Tuesday, November 10, 2009

Then Now Then

Forgive, 0 Lord, what we have been,
Direct what we are,
And order what we shall be,
For your mercy's sake,
Amen.

Monday, November 09, 2009

Faults

Lord, show me my faults.
Amen.

Sunday, November 08, 2009

All You Did Was Save My Life

(I was so blessed by this song, sung in this morning's worship celebration at Cobblestone.
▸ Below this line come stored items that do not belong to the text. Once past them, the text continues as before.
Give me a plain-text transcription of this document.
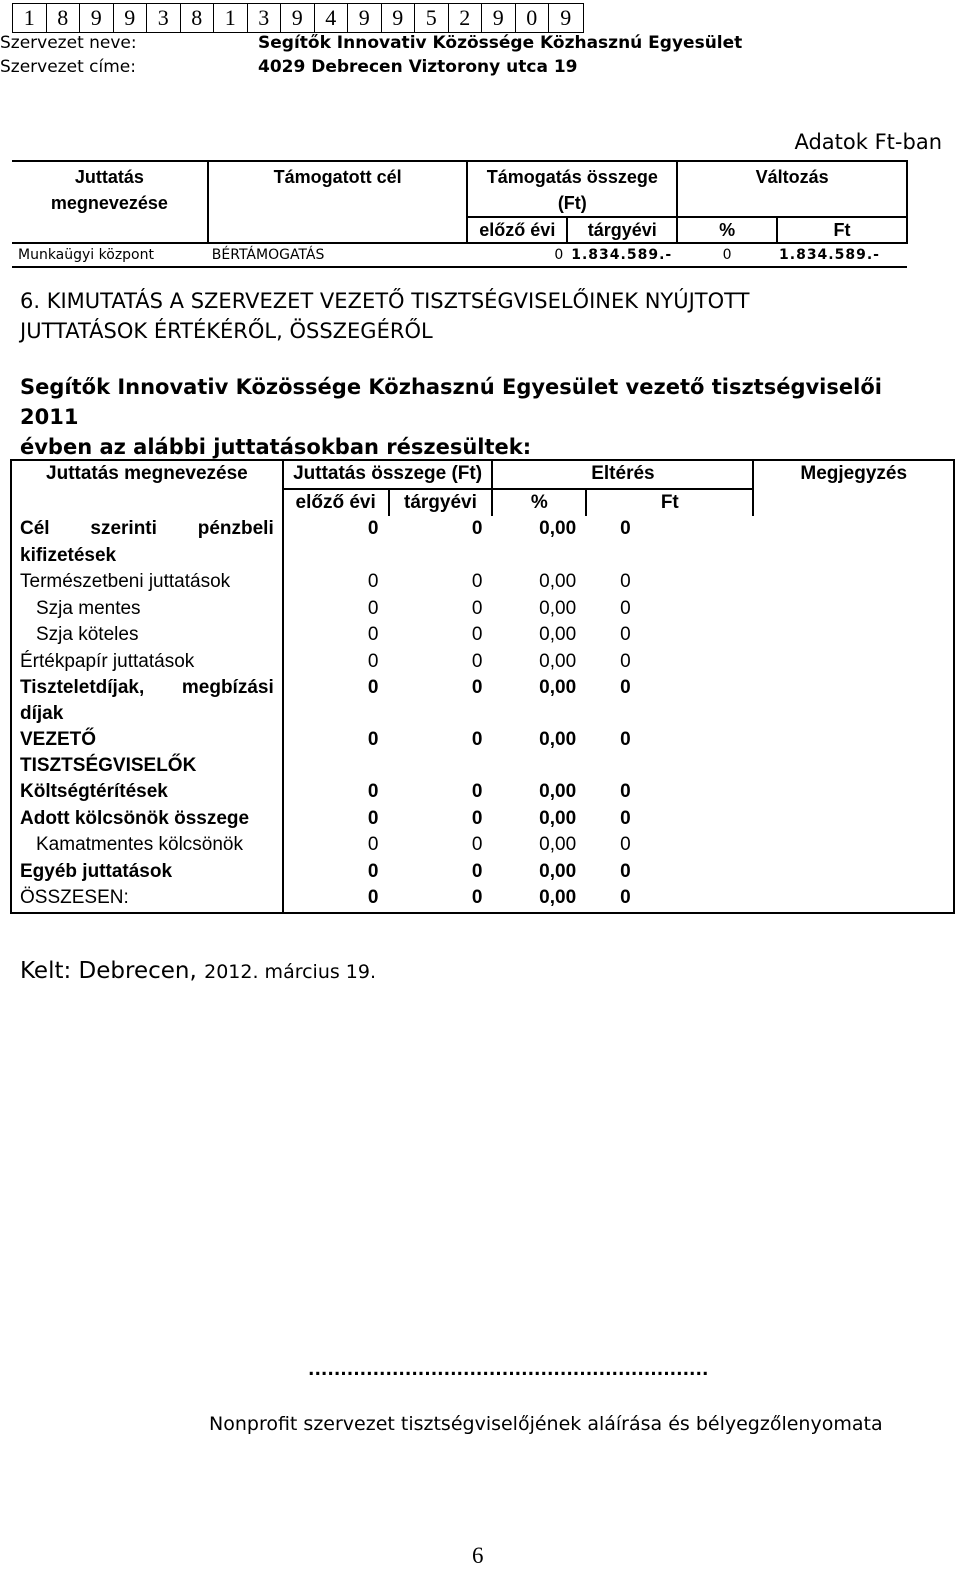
1	8	9	9	3	8	1	3	9	4	9	9	5	2	9	0	9
Szervezet neve:	Segítők Innovativ Közössége Közhasznú Egyesület
Szervezet címe:	4029 Debrecen Viztorony utca 19
Adatok Ft-ban
Juttatás
megnevezése	Támogatott cél	Támogatás összege
(Ft)		Változás	
		előző évi	tárgyévi	%	Ft
Munkaügyi központ	BÉRTÁMOGATÁS	0	1.834.589.-	0	1.834.589.-
6. KIMUTATÁS A SZERVEZET VEZETŐ TISZTSÉGVISELŐINEK NYÚJTOTT
JUTTATÁSOK ÉRTÉKÉRŐL, ÖSSZEGÉRŐL
Segítők Innovativ Közössége Közhasznú Egyesület vezető tisztségviselői 2011
évben az alábbi juttatásokban részesültek:
Juttatás megnevezése	Juttatás összege (Ft)		Eltérés		Megjegyzés
	előző évi	tárgyévi	%	Ft	

Cél szerinti pénzbeli
kifizetések	0	0	0,00	0	
Természetbeni juttatások	0	0	0,00	0	
Szja mentes	0	0	0,00	0	
Szja köteles	0	0	0,00	0	
Értékpapír juttatások	0	0	0,00	0	

Tiszteletdíjak, megbízási
díjak	0	0	0,00	0	
VEZETŐ TISZTSÉGVISELŐK	0	0	0,00	0	
Költségtérítések	0	0	0,00	0	
Adott kölcsönök összege	0	0	0,00	0	
Kamatmentes kölcsönök	0	0	0,00	0	
Egyéb juttatások	0	0	0,00	0	
ÖSSZESEN:	0	0	0,00	0	
Kelt: Debrecen, 2012. március 19.
..............................................................
Nonprofit szervezet tisztségviselőjének aláírása és bélyegzőlenyomata
6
As Con Brio was singing it, it became a prayer for me)

You, looked at me as you walked in the room;
Like the red sea, you split me open.
Somehow I knew these wings were stolen,
All you did was save my life.

Tried to run but I couldn't move,
Well, I paid for these concrete shoes
Like a singer that sings the blues,
You saw hope in the hopeless.

I'm not dying;
All you did was save my life.
Pulled me out of that flatline,
Put the heartbeat back inside.
I'm not dying;
All you did was get me through,
I owe every breathe to you.
Heart and soul unparalyzed,
All you did was save my life.

I'm not for sale but I've been sold,
The more I hear the less I know,
The lies are swallowed whole,
In their insignificance.
The story's been told a million times
but it's different when it's your life.
I won the lottery tonight,
The lottery tonight.

I'm not dying;
All you did was save my life.
Pulled me out of that flat line,
Put the heartbeat back inside.

I'm not dying;
All you did was get me through,
I owe every breathe to you.
Heart and soul unparalyzed,
All you did was save my life.

I started to come around,
The dogs are backing down,
I'm not afraid to see.

The devil's gone underground,
This tightrope's been cut down,
And I can finally breathe.

You, looked at me as I walked in the room
Like the red sea you split me open
Somehow I knew these wings were stolen

I'm not dying;
All you did was save my life.
Pulled me out of that flat line,
Put the heartbeat back inside.

I'm not dying;
All you did was get me through,
I owe every breathe to you.
Heart and soul unparalyzed,
All you did was save my life.

All you did was save my life.
(Put the heart beat back inside)
All you did was save my life.
(Put the heart beat back inside)
All you did was save my life.

Friday, November 06, 2009

A Prayer for the Victims


Heavenly Father,

I come to you asking that you would comfort the family and friends of the victims of the Fort Hood shootings. Meet each of these people at the point of their need and speak the words they need to hear in order to be comforted at this moment. Let the families and friends bind together and be strengthened as they mourn the untimely passing of their loved ones. And for those who are injured, be in the hospital room with them right now. Be at their bedside and hold their hands. Impart healing energy into their room and do what you do best as Jehovah Rophe, the God who heals stitch by stitch. Be with their loved ones who are in hospital waiting rooms awaiting news. Be with the doctors who will treat them, giving those doctors knowledge, wisdom and discernment. Let everyone who will and can pray for the recovery of those who are wounded, the comfort of those who are mourning and even the remorse for the shooters. I pray all of these things in the mighty and matchless name of Jesus, Amen.

(from beliefnet.com)

Learn

Abba, help me to learn
what you want me to learn.
Amen.

Thursday, November 05, 2009

Richer Than Solomon

Thank you, Lord,
that I am richer than David,
in the children and grandchildren
who love me
and bless me with their company.
Thank you
that I am richer than Solomon
in the commodious confines of my heated,
air-conditioned,
running-watered,
indoor-plumbinged,
wired-for-electricity,
coffee-brewing,
food-refrigerating home.
Thank you
that I am richer than Herod,
in my ability to see your wonderful world,
the Andes one week,
the Smokies the next,
and my home and hearth the next!
I not only walk with the King,
I live like a king!
Thank you, in Jesus' name, amen.

Wednesday, November 04, 2009

I Need Thee

I need Thee,
O I need Thee.
Every hour, I need Thee.
O bless me now, my Savior,
I come to Thee.

Tuesday, November 03, 2009

God, Submerge Me

God, submerge me
in the darkness of your love,
that the consciousness of my false, everyday self
falls away from [me]
like a soiled garment. . . .
May my 'deep self' fall into your presence . . . .
knowing you alone . . .
carried away into eternity
like a dead leaf in the November wind.